You just opened a pull request. Wrote a detailed description. Asked for reviews. The notification bell is ringing. It's your colleagues commenting "LGTM". Hit the merge button and 10 minutes later you get error notifications from your code. You broke production.
That starts a cycle with most of your code submissions. You're told by the impostor syndrome you're not qualified for the job. You think you're not as good as other software engineers. Other developers (mostly Twitter stars) seem error-proof.
Let me tell you something you already know: everybody makes mistakes. Senior engineers, junior engineers, CTOs. The difference between a good and an average professional is how you deal with the incident. Good engineers do as follow:
- Don't try to find the culprit but focus on solving the issue
- Know how to differentiate a critical from a minor problem
- Don't fear asking for help from other developers
- Warn the team as soon as they notice a production issue (even if they caused it)
- They're proactive in documenting post-mortem in written and searchable form for future reference. This includes technical details and potential business outcomes from the incident
You don't need to blame yourself. Production incidents don't happen just because of someone's code. It is a chain of causes that trigger a problem. And these causes aren't technical only. Good engineering environments do as follow:
- Strong testing culture (automated and manual)

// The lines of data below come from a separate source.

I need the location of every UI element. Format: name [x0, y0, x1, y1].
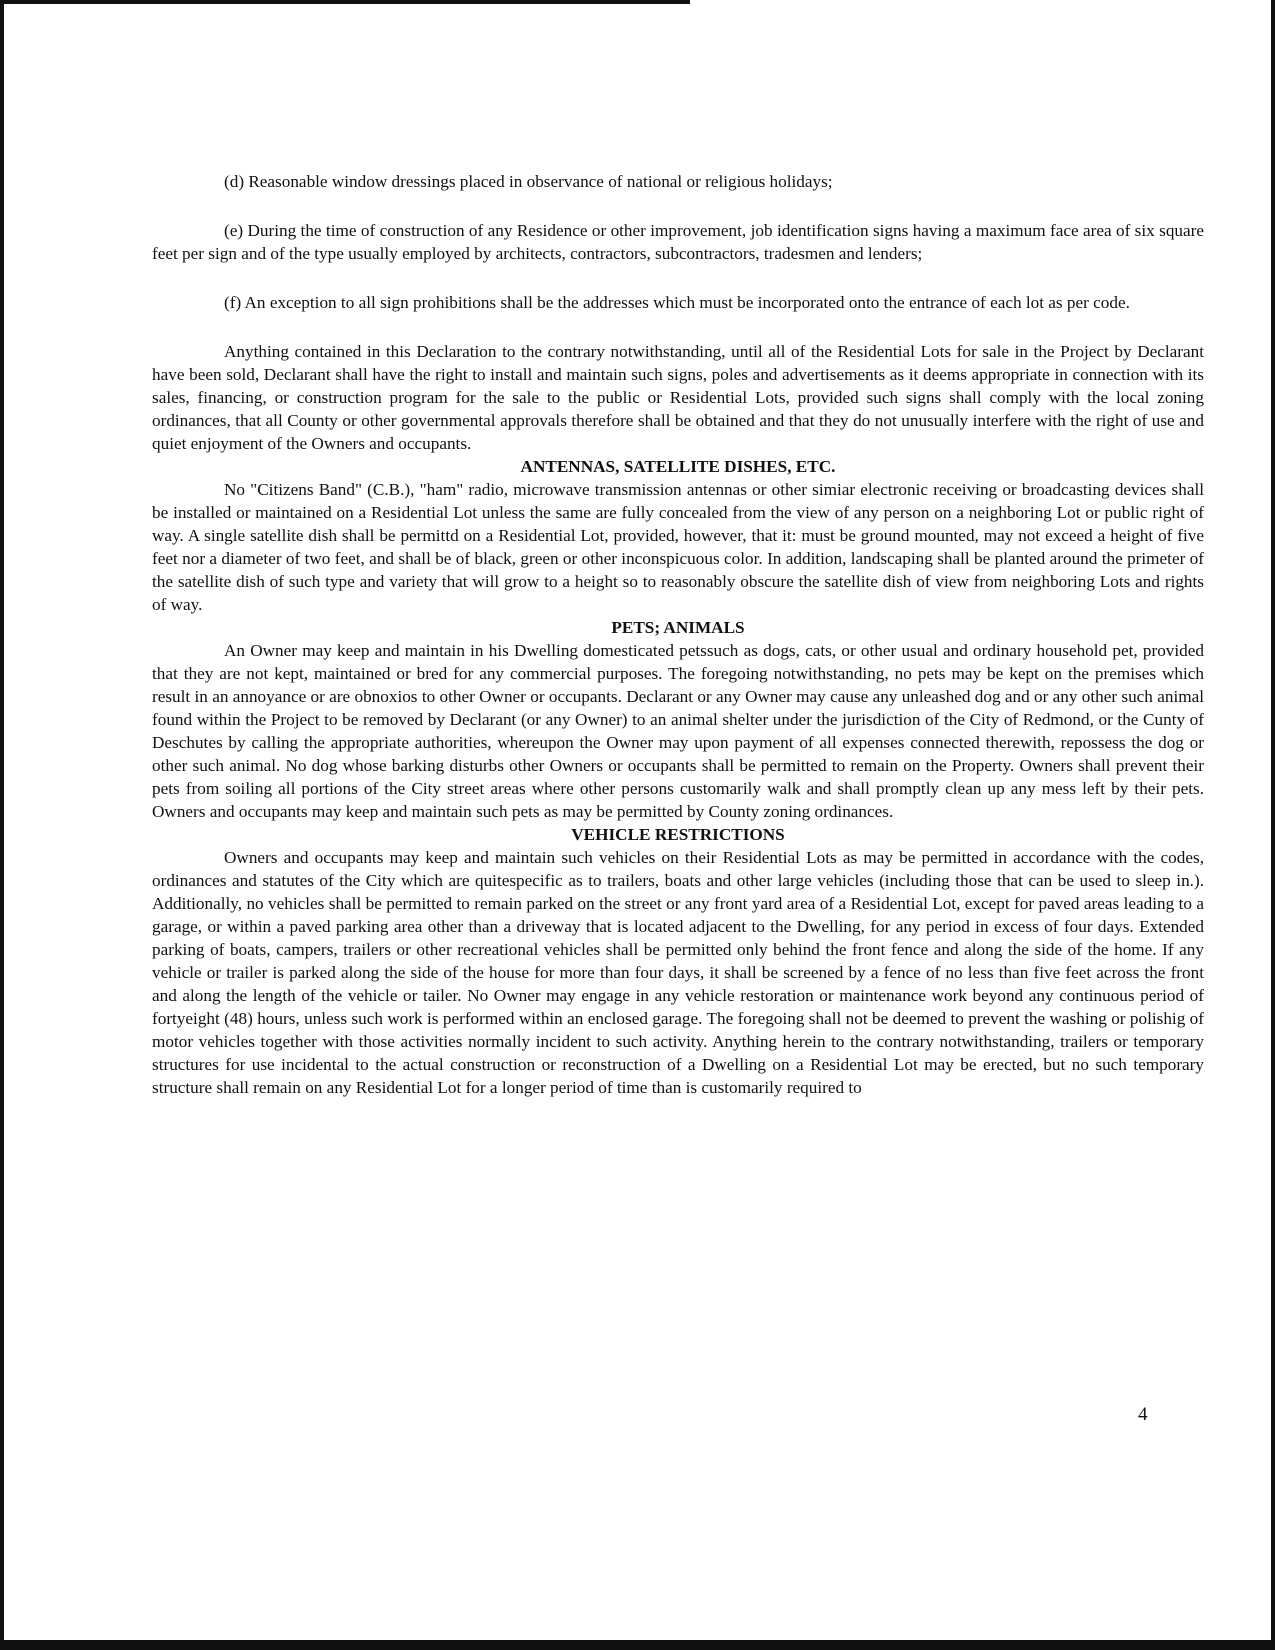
heading-antennas: ANTENNAS, SATELLITE DISHES, ETC. [520, 457, 836, 476]
paragraph-declarant-signs: Anything contained in this Declaration to the contrary notwithstanding, until all of the Residential Lots for sale in the Project by Declarant have been sold, Declarant shall have the right to install and maintain such signs, poles and advertisements as it deems appropriate in connection with its sales, financing, or construction program for the sale to the public or Residential Lots, provided such signs shall comply with the local zoning ordinances, that all County or other governmental approvals therefore shall be obtained and that they do not unusually interfere with the right of use and quiet enjoyment of the Owners and occupants. [152, 342, 1204, 453]
scan-edge-bottom [0, 1640, 1275, 1650]
paragraph-pets: An Owner may keep and maintain in his Dwelling domesticated petssuch as dogs, cats, or other usual and ordinary household pet, provided that they are not kept, maintained or bred for any commercial purposes. The foregoing notwithstanding, no pets may be kept on the premises which result in an annoyance or are obnoxios to other Owner or occupants. Declarant or any Owner may cause any unleashed dog and or any other such animal found within the Project to be removed by Declarant (or any Owner) to an animal shelter under the jurisdiction of the City of Redmond, or the Cunty of Deschutes by calling the appropriate authorities, whereupon the Owner may upon payment of all expenses connected therewith, repossess the dog or other such animal. No dog whose barking disturbs other Owners or occupants shall be permitted to remain on the Property. Owners shall prevent their pets from soiling all portions of the City street areas where other persons customarily walk and shall promptly clean up any mess left by their pets. Owners and occupants may keep and maintain such pets as may be permitted by County zoning ordinances. [152, 641, 1204, 821]
document-body [152, 170, 1204, 1099]
scan-edge-right [1271, 0, 1275, 1650]
paragraph-antennas: No "Citizens Band" (C.B.), "ham" radio, microwave transmission antennas or other simiar electronic receiving or broadcasting devices shall be installed or maintained on a Residential Lot unless the same are fully concealed from the view of any person on a neighboring Lot or public right of way. A single satellite dish shall be permittd on a Residential Lot, provided, however, that it: must be ground mounted, may not exceed a height of five feet nor a diameter of two feet, and shall be of black, green or other inconspicuous color. In addition, landscaping shall be planted around the primeter of the satellite dish of such type and variety that will grow to a height so to reasonably obscure the satellite dish of view from neighboring Lots and rights of way. [152, 480, 1204, 614]
page-number: 4 [1138, 1404, 1148, 1425]
paragraph-d: (d) Reasonable window dressings placed in observance of national or religious holidays; [224, 172, 833, 191]
scan-edge-left [0, 0, 4, 1650]
heading-pets: PETS; ANIMALS [611, 618, 745, 637]
heading-vehicles: VEHICLE RESTRICTIONS [571, 825, 785, 844]
paragraph-e: (e) During the time of construction of any Residence or other improvement, job identification signs having a maximum face area of six square feet per sign and of the type usually employed by architects, contractors, subcontractors, tradesmen and lenders; [152, 221, 1204, 263]
paragraph-f: (f) An exception to all sign prohibitions shall be the addresses which must be incorporated onto the entrance of each lot as per code. [224, 293, 1130, 312]
paragraph-vehicles: Owners and occupants may keep and maintain such vehicles on their Residential Lots as may be permitted in accordance with the codes, ordinances and statutes of the City which are quitespecific as to trailers, boats and other large vehicles (including those that can be used to sleep in.). Additionally, no vehicles shall be permitted to remain parked on the street or any front yard area of a Residential Lot, except for paved areas leading to a garage, or within a paved parking area other than a driveway that is located adjacent to the Dwelling, for any period in excess of four days. Extended parking of boats, campers, trailers or other recreational vehicles shall be permitted only behind the front fence and along the side of the home. If any vehicle or trailer is parked along the side of the house for more than four days, it shall be screened by a fence of no less than five feet across the front and along the length of the vehicle or tailer. No Owner may engage in any vehicle restoration or maintenance work beyond any continuous period of fortyeight (48) hours, unless such work is performed within an enclosed garage. The foregoing shall not be deemed to prevent the washing or polishig of motor vehicles together with those activities normally incident to such activity. Anything herein to the contrary notwithstanding, trailers or temporary structures for use incidental to the actual construction or reconstruction of a Dwelling on a Residential Lot may be erected, but no such temporary structure shall remain on any Residential Lot for a longer period of time than is customarily required to [152, 848, 1204, 1097]
scan-edge-top [0, 0, 690, 4]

- CI and CD tools integrated with code submissions
- Error monitoring tools with real-time notifications
- Healthy code review culture
- Good communication culture and tools
- Expect errors to happen and people to make mistakes
Organizations and teams must be expecting incidents to happen and builds a strong and healthy culture inside the engineering environment. This does not mean that incidents should happen often, but if they're happening, it's an opportunity for the organization to learn how to prepare better when it comes.